Late last year, a lawsuit began in which The New York Times and other major publishers accused OpenAI of using materials they published without permission to train its neural networks. Now it has become known that OpenAI engineers accidentally deleted data that could potentially become evidence that the developer of AI algorithms was guilty of copyright infringement.
The report said the news outlets’ lawyers spent more than 150 hours studying the data OpenAI uses to train its neural networks. The goal of their work was to find cases where news articles from publications protected by copyright law were used to train AI algorithms. It is not known exactly what information the OpenAI engineers deleted. The company admitted the mistake and tried to restore the data, but it was not possible to do so in full. The same data that was recovered does not allow us to determine that the publications of the publications were involved in training the neural networks. OpenAI’s lawyers described the data deletion as a “glitch,” and The New York Times said it had “no reason to believe” it was done intentionally.
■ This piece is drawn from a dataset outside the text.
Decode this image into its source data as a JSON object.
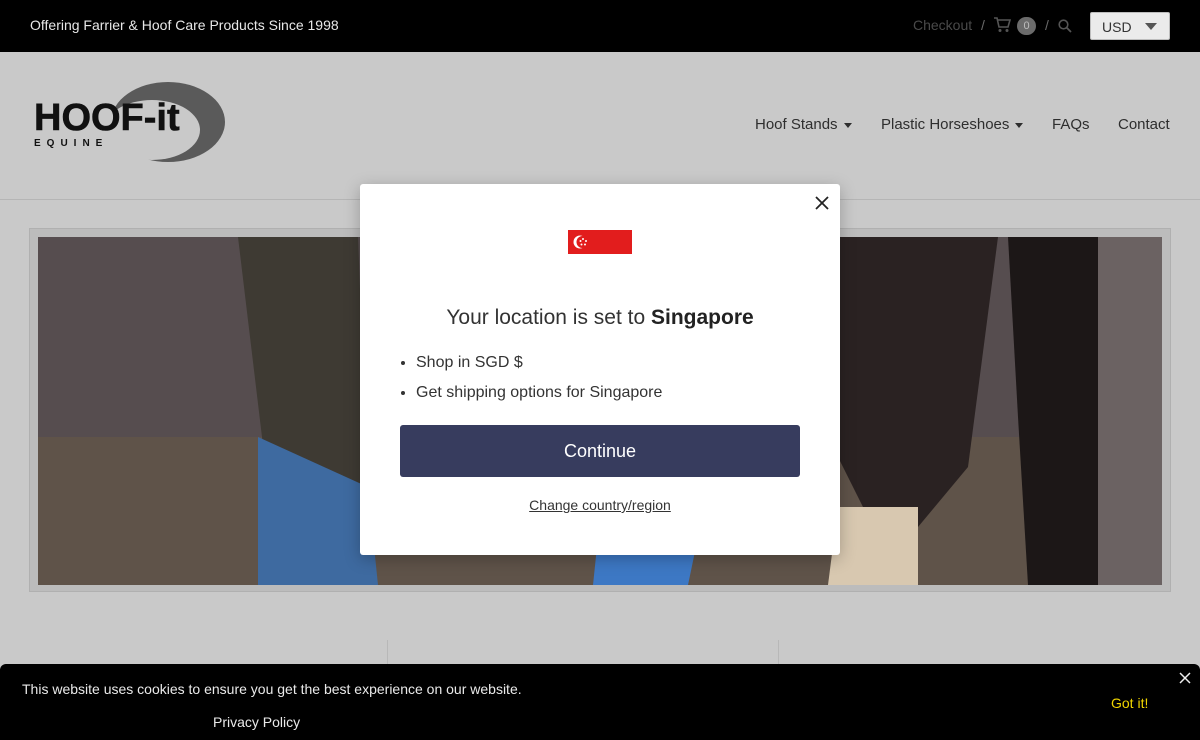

Last December, The New York Times accused OpenAI and its largest partner, Microsoft, of creating their AI algorithms by “copying and using millions of articles” from the publication. The company is demanding that OpenAI be held accountable for “billions of dollars in statutory and actual damages” for allegedly copying the publication’s articles. The New York Times has already spent more than $1 million fighting OpenAI in court. At the same time, OpenAI managed to negotiate and conclude an agreement with other publications, such as Axel Springer, Conde Nast and Vox Media. This suggests that many publishers prefer collaboration rather than litigation.